The Twins

“Black is beautiful! Power to the people!”

Joshua is cowering inside. He doesn’t feel beautiful. He chides himself “get your black ass out there!” Another voice whispers, “You’ll get a whipping and you won’t be better off. The last thing you need is a night in jail. If you lose your job, who will provide?”

Angel and devil battling it out. He is damned either way. The black folks don’t get me, the white folks don’t get me. Internal freedom is what he’s after. He sure as hell can’t wait for external freedom to come to him.

The crowd is massive. The volume is off on the television. It’s black and white with all shades of gray in between. That’s his world. He tunes in on the gray, full of possibilities, where the colours hide, where you can devise layers of meaning beyond the contrasting black and white. He’s had enough of the rhetoric of opposites. You can see the crowd, but he can feel them approaching his neighbourhood, their dignified march, the weight of their presence.

He can feel the deeply satisfying rumble stirring his heart, calling to him. He steels himself against this folly. He has fled important events before, surely he can protect himself again, lie low and survive. His glasses are misting over. He writes down “living in turbulent times is tough, dying is easy.” He needs to expand on his thought but is having trouble focusing. His twin brother Jared is out there, feisty and strong. They disagree on most everything except the fundamentals: look out for family.

He will not march. How that was even a consideration is beyond him. He’s not remarkable in any way, save for being a twin.
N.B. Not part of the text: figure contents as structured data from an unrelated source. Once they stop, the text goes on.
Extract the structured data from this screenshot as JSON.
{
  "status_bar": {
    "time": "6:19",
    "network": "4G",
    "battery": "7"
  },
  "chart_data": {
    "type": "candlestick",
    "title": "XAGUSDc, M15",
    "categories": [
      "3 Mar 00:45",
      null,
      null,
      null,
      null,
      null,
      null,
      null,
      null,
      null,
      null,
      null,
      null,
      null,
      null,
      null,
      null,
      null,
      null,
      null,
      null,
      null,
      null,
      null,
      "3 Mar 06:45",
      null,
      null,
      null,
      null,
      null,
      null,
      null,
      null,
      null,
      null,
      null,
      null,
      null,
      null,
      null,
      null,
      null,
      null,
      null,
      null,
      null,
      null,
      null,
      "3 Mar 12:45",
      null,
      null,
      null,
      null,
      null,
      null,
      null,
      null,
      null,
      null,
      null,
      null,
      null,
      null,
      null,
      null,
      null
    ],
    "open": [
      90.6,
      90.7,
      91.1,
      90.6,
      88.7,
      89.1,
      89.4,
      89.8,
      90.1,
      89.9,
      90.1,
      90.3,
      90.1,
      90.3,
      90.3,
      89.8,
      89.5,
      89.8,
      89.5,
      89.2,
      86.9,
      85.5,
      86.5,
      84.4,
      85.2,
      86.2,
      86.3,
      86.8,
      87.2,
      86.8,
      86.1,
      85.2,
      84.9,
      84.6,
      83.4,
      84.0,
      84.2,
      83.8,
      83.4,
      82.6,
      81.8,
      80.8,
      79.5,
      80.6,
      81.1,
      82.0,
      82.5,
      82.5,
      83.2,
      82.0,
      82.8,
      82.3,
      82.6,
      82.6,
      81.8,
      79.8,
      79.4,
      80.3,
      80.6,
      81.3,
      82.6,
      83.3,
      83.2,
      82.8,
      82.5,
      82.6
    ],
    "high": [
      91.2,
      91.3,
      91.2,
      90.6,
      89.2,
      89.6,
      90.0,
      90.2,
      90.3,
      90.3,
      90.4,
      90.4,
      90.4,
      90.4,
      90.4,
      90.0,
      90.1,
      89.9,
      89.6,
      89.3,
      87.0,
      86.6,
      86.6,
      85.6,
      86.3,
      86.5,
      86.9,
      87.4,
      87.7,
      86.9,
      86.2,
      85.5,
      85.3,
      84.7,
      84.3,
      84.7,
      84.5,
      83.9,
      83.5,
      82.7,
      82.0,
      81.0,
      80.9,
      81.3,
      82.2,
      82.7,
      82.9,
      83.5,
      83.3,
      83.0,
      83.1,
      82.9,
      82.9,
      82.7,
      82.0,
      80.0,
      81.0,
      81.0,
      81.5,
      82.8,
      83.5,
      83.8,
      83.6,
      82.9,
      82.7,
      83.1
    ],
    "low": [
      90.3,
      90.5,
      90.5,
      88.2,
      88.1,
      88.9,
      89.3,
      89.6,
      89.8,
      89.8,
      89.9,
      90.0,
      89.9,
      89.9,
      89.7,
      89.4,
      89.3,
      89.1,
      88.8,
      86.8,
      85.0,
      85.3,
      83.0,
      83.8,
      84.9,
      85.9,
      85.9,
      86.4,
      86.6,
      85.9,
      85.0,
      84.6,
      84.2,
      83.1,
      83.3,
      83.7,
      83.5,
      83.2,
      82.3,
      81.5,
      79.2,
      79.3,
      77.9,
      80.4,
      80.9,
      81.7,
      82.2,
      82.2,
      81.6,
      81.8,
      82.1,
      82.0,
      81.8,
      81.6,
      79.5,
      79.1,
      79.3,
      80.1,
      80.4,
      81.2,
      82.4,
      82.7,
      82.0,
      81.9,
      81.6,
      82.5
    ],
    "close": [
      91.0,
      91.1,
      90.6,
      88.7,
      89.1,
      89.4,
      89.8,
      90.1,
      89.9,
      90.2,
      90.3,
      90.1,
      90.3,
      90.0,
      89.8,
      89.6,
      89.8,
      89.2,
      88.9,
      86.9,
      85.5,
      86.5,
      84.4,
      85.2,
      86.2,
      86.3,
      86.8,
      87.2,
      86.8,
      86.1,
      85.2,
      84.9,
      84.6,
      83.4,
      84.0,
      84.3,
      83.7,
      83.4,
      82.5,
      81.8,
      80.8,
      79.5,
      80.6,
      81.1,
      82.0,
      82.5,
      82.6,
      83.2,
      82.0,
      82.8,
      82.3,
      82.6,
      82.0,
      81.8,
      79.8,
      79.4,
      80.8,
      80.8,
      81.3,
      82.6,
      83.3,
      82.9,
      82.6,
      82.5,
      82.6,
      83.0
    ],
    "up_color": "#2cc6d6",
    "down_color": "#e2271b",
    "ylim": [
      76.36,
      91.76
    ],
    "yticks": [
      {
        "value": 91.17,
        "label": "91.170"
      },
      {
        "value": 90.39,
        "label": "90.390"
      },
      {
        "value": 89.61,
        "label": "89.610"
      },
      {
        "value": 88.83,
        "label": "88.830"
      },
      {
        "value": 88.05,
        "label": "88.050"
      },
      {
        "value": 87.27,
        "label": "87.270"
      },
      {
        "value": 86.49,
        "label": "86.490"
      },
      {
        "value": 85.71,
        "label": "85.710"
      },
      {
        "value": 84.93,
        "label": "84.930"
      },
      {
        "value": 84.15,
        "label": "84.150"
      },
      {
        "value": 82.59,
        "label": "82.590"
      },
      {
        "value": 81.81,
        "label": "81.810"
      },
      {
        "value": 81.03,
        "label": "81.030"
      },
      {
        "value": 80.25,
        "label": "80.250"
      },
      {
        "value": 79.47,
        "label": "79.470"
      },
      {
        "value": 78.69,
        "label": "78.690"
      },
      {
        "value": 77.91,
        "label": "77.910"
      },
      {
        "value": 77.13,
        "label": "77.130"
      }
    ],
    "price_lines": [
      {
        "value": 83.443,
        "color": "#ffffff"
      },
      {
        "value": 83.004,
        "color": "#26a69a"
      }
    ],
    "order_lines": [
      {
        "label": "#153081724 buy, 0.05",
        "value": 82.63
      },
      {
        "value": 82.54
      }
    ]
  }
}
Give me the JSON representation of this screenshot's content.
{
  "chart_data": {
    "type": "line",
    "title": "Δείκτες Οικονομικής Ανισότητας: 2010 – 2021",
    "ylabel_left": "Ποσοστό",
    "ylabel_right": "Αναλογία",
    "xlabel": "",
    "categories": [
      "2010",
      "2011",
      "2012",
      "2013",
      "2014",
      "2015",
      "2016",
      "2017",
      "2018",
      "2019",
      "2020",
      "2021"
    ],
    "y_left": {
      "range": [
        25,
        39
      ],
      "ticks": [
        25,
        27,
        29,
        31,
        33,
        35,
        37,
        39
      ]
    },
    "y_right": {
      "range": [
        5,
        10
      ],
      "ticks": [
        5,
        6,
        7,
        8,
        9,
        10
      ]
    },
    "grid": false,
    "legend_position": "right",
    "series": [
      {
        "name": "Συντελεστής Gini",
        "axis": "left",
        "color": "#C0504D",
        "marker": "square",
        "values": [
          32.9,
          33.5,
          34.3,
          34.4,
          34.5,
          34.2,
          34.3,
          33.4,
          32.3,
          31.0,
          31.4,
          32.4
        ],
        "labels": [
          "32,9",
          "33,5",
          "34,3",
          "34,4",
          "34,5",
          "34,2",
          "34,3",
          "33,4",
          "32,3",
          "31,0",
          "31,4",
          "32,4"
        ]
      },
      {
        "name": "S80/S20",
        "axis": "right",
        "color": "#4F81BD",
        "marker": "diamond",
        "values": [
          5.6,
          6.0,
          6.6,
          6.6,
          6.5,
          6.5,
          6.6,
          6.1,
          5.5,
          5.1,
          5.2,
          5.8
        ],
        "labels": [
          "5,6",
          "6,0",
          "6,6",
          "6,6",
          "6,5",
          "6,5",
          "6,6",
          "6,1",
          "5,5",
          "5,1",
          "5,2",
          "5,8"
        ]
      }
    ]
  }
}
And that’s not anything of his doing. As far as anybody is concerned, he lives in Jared’s shadow. Except for Jared. Jared sees him and appreciates him. He is relaxed, and tender and funny around Jared. But in the end, this was Jared’s fight. He sits at home and watches the march in front of the telly. He will craft a clever article for the local paper, a mix of his thoughts and Jared’s experience of the march. They make one helluva team. He feels heartened by the thought and goes back to his writing, wondering what Jared is feeling right now.


I am pumped. The chanting is hypnotic. A few blond heads dot the crowd, sympathizers who want to offer what little protection their white skin can afford us, the second of hesitation which could make the difference between a fractured skull and a glancing blow. We lock arms in a long chain of Blacks, inside and out. I am elated – I am part of something bigger than myself, taking a stance against daily humiliation and injustice. I think of Joshua back home. He was right not to come. He hates crowds, for one. And standing out or taking action. I must admit I am relieved as well – I will not have to protect him – he is safer in the house. Still, I miss him. As we near our neighbourhood, our street, our house, I chant louder, more boisterously. “Power to the people!” I feel powerful. I am invincible.

The police have put up barricades. Agents provocateurs taunt the crowd, wasps tormenting the placid beast until he loses patience. The crowd shrugs it off but a small rift has opened and is widening quickly. There is some pushing and shoving. A blond boy moves forward, willing himself a human shield, fellow peaceful combatants at his side. The police groan, the taunting continues. The blond boy is taking pictures. His newspaper accreditation hangs around his neck, protection and target all in one.

The police are armed with batons and bad breath. They stink of fear and injustice – we exude resolve and righteousness. How will all this play out on television?

The first shot pierces the air, sending everybody scrambling to the ground. It is not supposed to be like this, though everyone knows trouble lends credence to such movements. If you are willing to put your life on the line, surely the cause is worth it.

It is a lone shot. A white man is on the ground, cursing, struggling against the weight of the police officer, restraining him and his gun, radioing for help. The crowd has started moving again, grateful for the protection, black and white starting to blur, the incident another wound, strengthening the crowd’s resolve.

Joshua hears a shot, glass shattering, and falls, stricken by the lone bullet.